Die Durchsetzung des Neoliberalismus wurde zu einem auf mehrere Jahrzehnte hin angelegten Projekt erklärt, das wegen des Ausbruchs des Zweiten Weltkrieges zwar unterbrochen, Ende 1943 jedoch wieder aufgenommen wurde. Im April 1947 kam es zu einem zehntägigen Treffen in Mont Pèlerin (das ist ein Dorf auf dem gleichnamigen Höhenzug oberhalb von Vevey), bei dem die bis heute bestehende Mont Pèlerin Society (MPS) gegründet wurde. Die ersten 15 bis 20 Jahre der MPS waren durch vier wichtige Entwicklungen geprägt: Erstens wurde die Zahl der Mitglieder stark erhöht und international ausgeweitet. Zweitens erfolgte eine Phase der Reinigung und Klärung, so dass sich ein neoliberales Mainstream-Denken entwickeln konnte. Drittens erzielten Mitglieder der MPS in der breiten Öffentlichkeit mit ihren Publikationen grosse Erfolge, zudem wurden Einzelne sogar mit dem Nobelpreis geehrt. Und schliesslich viertens wurden die international zahlreich gegründeten Think tanks zu einem wichtigen Mittel, um auf Publizistik, Ausbildung und Wirtschaftspolitik einzuwirken. Zwischen den Mitgliedern der MPS gab es im Laufe der Zeit wegen der wirtschaftspolitischen Orientierung heftige Auseinandersetzungen. Während die Ordoliberalen im Umfeld der Freiburger Schule ein Gleichgewicht zwischen Staat und wirtschaftlicher Freiheit anstrebten, räumten die vorwiegend im angelsächsischen Sprachraum lehrenden Ökonomen dem Markt die Priorität ein.

Mit dem Ausscheiden wichtiger Ordoliberaler gewann der angelsächsisch geprägte Pol letztlich die Oberhand.

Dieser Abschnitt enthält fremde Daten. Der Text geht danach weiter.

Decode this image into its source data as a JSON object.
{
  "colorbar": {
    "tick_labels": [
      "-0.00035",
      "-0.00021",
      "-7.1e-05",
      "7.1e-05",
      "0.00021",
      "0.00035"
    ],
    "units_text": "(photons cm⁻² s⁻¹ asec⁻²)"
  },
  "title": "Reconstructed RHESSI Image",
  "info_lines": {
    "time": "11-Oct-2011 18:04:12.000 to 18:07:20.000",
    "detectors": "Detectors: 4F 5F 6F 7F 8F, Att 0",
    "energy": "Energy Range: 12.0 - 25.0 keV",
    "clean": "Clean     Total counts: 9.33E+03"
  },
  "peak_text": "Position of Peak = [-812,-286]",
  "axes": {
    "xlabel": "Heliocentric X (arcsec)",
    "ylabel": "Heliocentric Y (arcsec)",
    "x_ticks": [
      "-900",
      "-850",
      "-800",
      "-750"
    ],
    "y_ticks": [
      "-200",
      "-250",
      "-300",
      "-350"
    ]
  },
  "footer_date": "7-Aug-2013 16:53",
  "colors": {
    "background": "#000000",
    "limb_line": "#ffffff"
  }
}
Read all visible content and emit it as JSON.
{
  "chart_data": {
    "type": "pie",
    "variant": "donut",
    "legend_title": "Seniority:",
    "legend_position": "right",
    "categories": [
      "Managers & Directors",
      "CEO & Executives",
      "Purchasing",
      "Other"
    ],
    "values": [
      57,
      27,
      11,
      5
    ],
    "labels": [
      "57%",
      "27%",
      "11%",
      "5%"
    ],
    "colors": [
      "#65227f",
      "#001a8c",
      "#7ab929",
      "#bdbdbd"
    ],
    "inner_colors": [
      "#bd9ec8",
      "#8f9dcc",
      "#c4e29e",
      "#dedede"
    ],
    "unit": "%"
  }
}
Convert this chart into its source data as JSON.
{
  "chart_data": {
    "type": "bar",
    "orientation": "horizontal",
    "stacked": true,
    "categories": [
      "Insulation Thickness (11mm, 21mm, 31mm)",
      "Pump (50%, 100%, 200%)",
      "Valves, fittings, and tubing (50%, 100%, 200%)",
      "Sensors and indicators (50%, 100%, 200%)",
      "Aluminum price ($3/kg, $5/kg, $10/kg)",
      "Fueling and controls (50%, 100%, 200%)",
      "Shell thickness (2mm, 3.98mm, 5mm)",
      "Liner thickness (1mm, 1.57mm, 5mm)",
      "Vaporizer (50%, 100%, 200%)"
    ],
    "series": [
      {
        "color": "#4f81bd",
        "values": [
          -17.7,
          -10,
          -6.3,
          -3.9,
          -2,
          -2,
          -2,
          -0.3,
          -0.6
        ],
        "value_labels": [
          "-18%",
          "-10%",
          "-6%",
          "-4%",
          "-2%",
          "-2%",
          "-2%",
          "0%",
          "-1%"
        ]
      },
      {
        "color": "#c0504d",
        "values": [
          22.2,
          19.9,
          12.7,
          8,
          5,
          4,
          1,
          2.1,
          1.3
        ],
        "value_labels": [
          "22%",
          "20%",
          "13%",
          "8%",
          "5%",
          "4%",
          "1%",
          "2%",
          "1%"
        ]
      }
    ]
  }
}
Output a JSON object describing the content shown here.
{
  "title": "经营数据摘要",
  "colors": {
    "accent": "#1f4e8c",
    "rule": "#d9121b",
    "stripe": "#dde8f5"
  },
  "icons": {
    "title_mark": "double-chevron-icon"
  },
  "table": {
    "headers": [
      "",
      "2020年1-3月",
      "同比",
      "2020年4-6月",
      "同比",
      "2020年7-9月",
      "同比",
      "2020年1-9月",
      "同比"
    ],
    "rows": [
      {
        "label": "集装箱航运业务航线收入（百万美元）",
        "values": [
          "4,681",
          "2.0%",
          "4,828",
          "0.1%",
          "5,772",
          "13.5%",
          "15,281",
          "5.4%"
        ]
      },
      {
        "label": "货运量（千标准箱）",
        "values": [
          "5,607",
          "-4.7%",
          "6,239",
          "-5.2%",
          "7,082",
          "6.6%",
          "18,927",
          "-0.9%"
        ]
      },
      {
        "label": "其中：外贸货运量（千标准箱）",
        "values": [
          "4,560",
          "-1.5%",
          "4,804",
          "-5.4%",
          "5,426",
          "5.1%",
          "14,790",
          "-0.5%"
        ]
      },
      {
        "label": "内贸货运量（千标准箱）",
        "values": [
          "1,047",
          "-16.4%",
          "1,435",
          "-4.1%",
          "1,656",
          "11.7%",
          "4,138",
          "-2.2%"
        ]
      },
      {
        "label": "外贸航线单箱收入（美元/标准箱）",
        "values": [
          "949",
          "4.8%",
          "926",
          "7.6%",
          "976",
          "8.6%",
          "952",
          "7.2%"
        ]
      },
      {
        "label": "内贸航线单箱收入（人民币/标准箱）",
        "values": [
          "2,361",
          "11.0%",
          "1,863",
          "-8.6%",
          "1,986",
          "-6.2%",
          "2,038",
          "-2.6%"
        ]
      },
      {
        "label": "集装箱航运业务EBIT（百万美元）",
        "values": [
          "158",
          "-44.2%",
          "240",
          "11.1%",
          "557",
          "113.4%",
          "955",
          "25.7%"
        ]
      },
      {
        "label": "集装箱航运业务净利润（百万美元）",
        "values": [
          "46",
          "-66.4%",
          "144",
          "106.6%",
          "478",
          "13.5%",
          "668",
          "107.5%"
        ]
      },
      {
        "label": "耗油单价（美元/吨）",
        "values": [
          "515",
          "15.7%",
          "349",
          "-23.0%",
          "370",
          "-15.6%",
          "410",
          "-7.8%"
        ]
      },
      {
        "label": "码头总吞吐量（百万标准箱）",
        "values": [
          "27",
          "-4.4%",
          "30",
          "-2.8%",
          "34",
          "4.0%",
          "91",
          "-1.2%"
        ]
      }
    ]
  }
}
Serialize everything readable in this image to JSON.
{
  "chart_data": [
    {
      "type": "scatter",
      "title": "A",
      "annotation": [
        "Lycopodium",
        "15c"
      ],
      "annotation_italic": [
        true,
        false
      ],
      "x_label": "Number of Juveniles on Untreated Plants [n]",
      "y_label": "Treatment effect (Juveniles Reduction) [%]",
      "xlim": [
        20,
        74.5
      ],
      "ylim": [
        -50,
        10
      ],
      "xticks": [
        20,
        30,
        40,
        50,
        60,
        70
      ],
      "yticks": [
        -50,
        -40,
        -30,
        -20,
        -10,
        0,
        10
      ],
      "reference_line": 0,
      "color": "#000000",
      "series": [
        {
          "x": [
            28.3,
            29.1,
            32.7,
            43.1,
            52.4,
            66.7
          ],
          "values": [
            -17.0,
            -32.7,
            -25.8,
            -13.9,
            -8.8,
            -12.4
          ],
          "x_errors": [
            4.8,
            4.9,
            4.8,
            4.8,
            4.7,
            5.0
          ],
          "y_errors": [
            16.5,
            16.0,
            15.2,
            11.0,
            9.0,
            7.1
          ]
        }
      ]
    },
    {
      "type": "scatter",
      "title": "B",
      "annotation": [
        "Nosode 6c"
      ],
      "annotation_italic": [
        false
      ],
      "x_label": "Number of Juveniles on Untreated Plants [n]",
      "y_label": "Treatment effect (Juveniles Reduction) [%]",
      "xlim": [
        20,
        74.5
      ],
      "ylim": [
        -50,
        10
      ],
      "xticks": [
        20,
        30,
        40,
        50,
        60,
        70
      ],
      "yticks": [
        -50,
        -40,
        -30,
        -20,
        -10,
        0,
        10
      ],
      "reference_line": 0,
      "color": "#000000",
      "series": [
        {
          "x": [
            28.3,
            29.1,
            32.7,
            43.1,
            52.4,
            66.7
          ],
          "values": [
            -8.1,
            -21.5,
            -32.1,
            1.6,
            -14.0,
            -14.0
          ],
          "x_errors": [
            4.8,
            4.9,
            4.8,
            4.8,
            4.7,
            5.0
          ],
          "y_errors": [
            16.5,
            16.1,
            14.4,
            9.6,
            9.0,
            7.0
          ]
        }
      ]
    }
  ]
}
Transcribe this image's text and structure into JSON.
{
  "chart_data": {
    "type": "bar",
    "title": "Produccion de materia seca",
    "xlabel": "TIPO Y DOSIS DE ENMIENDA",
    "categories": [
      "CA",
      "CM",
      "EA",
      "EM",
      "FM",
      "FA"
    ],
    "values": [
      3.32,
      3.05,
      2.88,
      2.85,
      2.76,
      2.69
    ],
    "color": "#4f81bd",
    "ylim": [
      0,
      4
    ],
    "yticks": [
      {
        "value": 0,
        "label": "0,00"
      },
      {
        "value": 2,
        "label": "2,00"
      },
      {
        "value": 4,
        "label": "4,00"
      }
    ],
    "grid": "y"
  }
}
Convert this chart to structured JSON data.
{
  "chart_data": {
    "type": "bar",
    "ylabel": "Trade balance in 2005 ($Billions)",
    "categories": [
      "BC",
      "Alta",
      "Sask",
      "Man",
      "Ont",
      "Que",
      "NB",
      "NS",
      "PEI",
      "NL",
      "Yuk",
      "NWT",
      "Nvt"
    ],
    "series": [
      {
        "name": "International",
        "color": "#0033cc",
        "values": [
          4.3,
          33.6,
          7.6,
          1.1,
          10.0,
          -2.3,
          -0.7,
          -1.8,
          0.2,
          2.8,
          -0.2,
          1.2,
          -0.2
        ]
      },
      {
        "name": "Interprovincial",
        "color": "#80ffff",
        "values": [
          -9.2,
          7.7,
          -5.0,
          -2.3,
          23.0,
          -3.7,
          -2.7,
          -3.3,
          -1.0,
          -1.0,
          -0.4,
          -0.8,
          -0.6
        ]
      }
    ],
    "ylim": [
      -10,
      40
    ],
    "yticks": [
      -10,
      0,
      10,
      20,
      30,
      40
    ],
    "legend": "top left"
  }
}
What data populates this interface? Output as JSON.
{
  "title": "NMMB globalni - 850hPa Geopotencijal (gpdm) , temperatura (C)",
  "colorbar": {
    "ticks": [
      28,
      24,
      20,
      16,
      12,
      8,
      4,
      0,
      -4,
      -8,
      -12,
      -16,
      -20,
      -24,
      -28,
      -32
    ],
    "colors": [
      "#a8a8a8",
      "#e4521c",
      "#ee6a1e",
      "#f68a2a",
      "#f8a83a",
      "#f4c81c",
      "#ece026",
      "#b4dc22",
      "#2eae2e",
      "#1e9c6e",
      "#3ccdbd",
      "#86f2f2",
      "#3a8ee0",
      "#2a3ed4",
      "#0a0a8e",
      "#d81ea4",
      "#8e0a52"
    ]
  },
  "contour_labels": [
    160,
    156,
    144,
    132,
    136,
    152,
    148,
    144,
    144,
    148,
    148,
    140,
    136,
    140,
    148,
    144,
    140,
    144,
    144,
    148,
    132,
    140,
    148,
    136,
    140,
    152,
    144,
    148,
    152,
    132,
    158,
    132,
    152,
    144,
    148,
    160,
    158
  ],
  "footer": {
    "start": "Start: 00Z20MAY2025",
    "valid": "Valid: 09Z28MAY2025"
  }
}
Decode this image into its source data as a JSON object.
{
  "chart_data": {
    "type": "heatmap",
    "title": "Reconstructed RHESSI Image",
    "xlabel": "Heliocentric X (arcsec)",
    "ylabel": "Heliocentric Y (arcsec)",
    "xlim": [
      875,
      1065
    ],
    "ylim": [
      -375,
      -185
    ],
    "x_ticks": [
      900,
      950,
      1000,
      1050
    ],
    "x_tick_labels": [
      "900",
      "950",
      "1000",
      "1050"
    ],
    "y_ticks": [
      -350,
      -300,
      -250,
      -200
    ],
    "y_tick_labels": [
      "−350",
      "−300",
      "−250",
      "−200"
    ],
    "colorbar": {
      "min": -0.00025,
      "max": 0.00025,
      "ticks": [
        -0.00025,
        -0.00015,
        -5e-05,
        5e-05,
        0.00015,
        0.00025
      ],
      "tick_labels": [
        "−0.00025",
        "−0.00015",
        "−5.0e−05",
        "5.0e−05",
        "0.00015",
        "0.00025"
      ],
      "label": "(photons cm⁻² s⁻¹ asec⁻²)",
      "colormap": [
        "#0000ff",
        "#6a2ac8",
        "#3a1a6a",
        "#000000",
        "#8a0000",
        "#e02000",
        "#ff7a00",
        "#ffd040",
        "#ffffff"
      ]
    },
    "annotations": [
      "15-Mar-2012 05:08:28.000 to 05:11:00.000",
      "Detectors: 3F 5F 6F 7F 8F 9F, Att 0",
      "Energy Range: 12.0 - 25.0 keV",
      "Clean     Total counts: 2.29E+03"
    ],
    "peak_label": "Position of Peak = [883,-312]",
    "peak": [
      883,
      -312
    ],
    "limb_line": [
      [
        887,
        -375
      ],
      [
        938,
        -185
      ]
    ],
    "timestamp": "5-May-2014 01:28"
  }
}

Da diese Vertreter keine eigentliche Lehre zur Mikroökonomie{b} entwickelten, orientierte sich der angelsächsische Neoliberalismus an der Neoklassik mit ihren mathematischen Modellannahmen. Das hatte zur Konsequenz, dass nach dem Neoliberalismus es dann zum bestmöglichen gesellschaftlichen Zustand kommt, wenn die Wirtschaftsakteure ihren eigenen Nutzen bzw. Gewinn optimieren können. Den Wirtschaftsakteuren soll deshalb möglichst viel Freiheit zugestanden werden, damit die Eigennutzen- und Gewinnoptimierung tatsächlich auch durchgesetzt werden kann. Der Staat hingegen soll sich weitgehend zurückhalten, weil seine Eingriffe die Eigennutzen- und Gewinnoptimierung tendenziell behindern. Die Parolen der weltweit unzähligen neoliberalen Think tanks waren und sind bis heute dem entsprechend: Liberalisierung, Privatisierung, Deregulierung, Steuersenkungen und Freihandel.